Bill Clinton: Media Treated Obama Favorably Possibly Because of His Race

President Bill Clinton sat down on CBS "This Morning" today along side his new co-author, James Patterson, to discuss their new thriller The President Is Missing. The story involves a president facing impeachment, which led to President Clinton giving his current opinion on the medi and his view on the ongoing Russian Investigation conducted by special counsel Robert Mueller. Mo Rocca asked point blank, "Do you think that the press has been fair to President Trump?"

"I think they have tried by and large to cover this investigation based on the facts," Mr. Clinton said. "I think if the roles were reversed – now, this is me just talking, but it's based on my experience! – I think if it were a Democratic president, and these facts were present, most people I know in Washington believe impeachment hearings would have begun already," the 42nd president replied.

"If there were a Democrat in power right now?" Rocca asked his guests

"Yes. And most people I know believe that the press would have been that hard, or harder. But these are serious issues," Clinton added. 

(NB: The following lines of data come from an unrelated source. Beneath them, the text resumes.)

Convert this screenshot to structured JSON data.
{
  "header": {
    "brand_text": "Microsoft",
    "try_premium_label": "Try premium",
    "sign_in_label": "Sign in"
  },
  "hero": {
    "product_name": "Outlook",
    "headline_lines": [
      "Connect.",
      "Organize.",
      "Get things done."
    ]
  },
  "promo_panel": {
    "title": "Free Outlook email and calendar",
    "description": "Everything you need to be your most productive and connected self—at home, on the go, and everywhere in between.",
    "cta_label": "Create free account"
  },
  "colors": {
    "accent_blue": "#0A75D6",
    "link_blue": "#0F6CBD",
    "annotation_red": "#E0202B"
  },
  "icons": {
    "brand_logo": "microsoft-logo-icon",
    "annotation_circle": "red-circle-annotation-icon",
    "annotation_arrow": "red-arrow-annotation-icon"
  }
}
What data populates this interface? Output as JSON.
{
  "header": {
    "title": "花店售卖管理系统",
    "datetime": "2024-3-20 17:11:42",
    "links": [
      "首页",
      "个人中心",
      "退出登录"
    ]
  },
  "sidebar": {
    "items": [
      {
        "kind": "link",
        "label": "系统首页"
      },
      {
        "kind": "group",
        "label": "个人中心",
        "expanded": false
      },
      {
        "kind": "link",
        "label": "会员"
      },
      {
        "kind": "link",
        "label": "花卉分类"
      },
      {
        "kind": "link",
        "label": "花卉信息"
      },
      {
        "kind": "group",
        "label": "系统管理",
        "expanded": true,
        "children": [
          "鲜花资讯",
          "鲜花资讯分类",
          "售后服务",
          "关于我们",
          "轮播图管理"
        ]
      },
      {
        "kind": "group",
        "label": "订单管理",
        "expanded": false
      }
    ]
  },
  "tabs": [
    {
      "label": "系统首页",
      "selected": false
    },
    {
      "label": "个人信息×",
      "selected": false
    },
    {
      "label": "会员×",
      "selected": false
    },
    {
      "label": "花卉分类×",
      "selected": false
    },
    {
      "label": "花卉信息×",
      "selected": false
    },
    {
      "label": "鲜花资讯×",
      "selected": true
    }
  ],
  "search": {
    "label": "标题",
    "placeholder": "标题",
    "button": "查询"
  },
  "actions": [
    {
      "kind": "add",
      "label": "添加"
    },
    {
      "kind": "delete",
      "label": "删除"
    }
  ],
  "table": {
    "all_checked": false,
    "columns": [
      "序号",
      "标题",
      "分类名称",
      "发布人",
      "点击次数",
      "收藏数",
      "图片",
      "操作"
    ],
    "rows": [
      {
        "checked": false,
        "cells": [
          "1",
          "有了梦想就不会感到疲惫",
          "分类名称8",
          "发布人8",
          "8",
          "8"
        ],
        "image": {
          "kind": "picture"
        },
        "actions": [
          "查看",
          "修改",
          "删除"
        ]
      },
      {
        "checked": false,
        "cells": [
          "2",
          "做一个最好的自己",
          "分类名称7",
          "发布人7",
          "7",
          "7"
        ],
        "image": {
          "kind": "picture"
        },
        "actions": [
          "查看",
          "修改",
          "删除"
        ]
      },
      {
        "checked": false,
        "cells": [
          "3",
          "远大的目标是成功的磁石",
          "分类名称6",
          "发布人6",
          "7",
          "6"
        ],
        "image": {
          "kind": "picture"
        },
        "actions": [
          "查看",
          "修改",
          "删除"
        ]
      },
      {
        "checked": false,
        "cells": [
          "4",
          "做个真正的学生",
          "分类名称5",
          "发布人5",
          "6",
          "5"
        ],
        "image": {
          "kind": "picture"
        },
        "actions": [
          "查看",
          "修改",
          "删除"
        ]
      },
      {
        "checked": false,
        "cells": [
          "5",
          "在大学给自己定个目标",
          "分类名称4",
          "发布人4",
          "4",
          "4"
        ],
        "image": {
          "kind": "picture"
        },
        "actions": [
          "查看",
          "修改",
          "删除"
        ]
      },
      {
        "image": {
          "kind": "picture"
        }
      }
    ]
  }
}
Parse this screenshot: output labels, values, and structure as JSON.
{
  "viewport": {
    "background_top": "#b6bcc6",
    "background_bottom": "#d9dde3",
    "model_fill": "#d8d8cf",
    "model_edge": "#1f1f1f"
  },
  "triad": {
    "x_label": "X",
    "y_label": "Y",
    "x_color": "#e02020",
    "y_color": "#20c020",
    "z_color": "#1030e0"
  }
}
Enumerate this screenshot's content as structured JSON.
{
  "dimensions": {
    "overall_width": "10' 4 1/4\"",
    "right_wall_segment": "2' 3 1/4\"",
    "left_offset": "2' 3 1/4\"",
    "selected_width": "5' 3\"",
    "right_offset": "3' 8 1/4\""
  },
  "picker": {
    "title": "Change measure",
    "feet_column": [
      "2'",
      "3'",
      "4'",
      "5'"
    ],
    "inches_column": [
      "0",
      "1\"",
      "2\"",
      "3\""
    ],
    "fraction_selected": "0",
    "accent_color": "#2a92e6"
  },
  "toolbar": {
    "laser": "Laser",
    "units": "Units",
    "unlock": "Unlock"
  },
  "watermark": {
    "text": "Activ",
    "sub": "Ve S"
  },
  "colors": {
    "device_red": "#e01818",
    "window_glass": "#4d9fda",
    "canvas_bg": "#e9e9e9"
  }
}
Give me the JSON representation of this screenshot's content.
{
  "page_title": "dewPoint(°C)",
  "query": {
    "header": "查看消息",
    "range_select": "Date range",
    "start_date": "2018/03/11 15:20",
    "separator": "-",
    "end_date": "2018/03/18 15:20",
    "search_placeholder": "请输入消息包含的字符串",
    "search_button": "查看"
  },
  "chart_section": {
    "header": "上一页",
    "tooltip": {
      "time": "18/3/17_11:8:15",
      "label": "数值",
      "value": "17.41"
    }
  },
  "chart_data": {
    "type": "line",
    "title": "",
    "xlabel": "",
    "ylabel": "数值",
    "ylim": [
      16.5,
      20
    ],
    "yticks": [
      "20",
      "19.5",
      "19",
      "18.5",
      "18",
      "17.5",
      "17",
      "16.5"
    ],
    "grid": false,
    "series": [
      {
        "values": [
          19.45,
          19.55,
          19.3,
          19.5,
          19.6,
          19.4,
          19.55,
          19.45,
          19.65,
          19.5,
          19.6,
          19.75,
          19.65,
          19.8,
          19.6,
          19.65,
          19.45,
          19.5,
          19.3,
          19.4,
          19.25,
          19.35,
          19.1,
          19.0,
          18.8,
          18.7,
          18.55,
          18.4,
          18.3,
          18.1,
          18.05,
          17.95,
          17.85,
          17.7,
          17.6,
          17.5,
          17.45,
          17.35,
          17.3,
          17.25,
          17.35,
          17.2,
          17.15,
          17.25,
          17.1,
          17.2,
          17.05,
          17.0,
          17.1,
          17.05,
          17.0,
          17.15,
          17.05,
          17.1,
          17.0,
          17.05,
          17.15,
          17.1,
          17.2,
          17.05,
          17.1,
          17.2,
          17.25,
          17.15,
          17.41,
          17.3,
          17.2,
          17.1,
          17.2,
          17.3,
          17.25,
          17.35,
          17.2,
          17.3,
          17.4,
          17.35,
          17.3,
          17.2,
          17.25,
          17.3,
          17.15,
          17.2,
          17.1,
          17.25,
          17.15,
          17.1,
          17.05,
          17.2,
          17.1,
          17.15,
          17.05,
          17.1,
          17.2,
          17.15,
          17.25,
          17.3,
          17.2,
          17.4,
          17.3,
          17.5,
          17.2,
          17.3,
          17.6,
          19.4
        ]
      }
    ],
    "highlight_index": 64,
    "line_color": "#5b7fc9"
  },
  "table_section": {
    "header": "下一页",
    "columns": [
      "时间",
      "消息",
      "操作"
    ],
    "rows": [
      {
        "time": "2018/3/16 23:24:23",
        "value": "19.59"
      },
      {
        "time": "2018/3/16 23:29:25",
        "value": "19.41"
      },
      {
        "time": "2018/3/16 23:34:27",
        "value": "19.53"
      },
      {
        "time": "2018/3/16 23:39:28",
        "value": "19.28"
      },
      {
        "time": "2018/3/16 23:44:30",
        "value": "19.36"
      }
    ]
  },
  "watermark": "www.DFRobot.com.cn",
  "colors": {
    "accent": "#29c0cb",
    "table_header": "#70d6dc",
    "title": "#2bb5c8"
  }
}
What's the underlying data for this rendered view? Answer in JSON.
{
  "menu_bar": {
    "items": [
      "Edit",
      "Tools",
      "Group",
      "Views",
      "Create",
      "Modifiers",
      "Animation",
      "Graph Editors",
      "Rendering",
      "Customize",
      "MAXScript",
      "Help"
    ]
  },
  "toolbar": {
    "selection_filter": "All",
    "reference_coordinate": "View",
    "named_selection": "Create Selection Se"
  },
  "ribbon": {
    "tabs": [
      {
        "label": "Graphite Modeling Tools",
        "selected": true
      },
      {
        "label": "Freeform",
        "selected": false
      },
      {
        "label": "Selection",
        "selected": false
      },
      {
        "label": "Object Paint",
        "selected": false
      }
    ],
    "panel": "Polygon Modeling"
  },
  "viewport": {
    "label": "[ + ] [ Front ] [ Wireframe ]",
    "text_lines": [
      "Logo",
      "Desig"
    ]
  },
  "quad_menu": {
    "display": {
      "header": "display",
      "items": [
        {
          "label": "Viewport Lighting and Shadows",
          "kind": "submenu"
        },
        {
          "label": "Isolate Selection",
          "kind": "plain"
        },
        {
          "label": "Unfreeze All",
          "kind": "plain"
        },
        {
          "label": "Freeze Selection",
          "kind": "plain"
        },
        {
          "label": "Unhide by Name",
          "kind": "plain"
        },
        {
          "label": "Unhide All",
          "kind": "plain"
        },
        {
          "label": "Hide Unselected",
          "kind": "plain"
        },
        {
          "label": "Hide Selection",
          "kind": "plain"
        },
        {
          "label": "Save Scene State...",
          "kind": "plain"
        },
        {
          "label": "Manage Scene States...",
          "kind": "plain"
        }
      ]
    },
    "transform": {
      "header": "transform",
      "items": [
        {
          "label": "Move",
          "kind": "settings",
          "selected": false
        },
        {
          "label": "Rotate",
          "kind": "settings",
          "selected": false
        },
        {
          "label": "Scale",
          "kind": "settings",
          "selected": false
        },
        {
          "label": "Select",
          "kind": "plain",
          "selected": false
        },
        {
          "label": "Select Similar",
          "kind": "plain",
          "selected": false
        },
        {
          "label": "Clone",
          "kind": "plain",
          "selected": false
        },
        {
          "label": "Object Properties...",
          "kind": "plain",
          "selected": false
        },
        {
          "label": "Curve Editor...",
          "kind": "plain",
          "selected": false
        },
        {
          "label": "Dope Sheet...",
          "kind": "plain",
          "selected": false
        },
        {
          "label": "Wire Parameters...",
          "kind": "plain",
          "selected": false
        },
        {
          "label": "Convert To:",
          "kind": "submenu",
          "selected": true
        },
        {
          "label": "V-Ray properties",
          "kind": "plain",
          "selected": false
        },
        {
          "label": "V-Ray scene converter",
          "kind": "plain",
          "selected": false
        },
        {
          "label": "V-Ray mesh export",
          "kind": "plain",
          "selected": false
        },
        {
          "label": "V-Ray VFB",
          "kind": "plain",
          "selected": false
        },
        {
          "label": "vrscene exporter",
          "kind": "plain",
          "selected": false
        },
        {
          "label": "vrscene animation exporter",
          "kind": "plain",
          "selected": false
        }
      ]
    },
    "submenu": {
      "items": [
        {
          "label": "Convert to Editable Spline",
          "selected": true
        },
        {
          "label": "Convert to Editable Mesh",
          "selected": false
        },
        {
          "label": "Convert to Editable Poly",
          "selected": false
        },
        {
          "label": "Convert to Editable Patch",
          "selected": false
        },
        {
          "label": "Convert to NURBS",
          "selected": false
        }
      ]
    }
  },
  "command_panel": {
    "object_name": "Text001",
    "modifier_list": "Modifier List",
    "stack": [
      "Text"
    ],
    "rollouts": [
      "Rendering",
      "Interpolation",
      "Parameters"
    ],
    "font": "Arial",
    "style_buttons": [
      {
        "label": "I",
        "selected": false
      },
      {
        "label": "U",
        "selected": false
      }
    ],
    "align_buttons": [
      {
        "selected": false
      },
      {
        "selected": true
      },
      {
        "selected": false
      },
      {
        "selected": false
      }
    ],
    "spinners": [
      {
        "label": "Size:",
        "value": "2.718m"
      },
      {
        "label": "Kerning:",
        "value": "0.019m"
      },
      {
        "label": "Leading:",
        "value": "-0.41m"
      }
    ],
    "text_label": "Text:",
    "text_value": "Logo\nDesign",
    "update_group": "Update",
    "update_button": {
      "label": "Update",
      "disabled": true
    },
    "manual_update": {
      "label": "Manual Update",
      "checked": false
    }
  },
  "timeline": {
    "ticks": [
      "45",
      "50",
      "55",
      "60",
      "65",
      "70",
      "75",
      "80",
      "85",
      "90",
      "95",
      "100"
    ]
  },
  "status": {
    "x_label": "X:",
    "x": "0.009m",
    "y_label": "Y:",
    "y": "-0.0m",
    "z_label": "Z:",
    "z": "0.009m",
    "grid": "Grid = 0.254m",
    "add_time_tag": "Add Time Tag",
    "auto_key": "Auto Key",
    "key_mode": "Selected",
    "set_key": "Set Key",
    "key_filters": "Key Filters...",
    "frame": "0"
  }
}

Rocca then asked, "You hear from Trump supporters who say, 'You know, the press slobbered all over President Obama, he could do no wrong. And now this guy can do no right. What gives, that there's a kind of whiplash?'"

"Well, they did treat him differently than other Democrats and Republicans," Mr. Clinton replied. "That was the political press."

When asked to explain why the media favored Obama, Clinton said, "You know, I don't know. They liked him, and they liked having the first African-American president. And he was a good president, I think. I don't agree with President Trump's assessment of his service." (Emphasis added)

This is not the first time that President Clinton has noted the mainstream media's biased news coverage of Barack Obama. In the 2008 presidential primaries, Clinton called then Senator Obama's presidential campaign a "fairy tale." Clinton criticized the press for never taking Obama to task for saying he had better judgement than Hillary Clinton because Obama was the only one against the Iraq war from the beginning. This was not true. 

"Give me a break. This whole thing is the biggest fairy tale I’ve ever seen,” Clinton can be seen saying in the following clip. 

“I pointed out that he had never been asked about his statement in 2004 that he didn’t know how he would have voted on the war resolution,” Bill Clinton said the days after his remarks. “It disproves the argument that he was always against it and everybody else was wrong and he was right. I said ‘So that story is a fairy tale,’ and that doesn’t have anything to do with my respect for him.”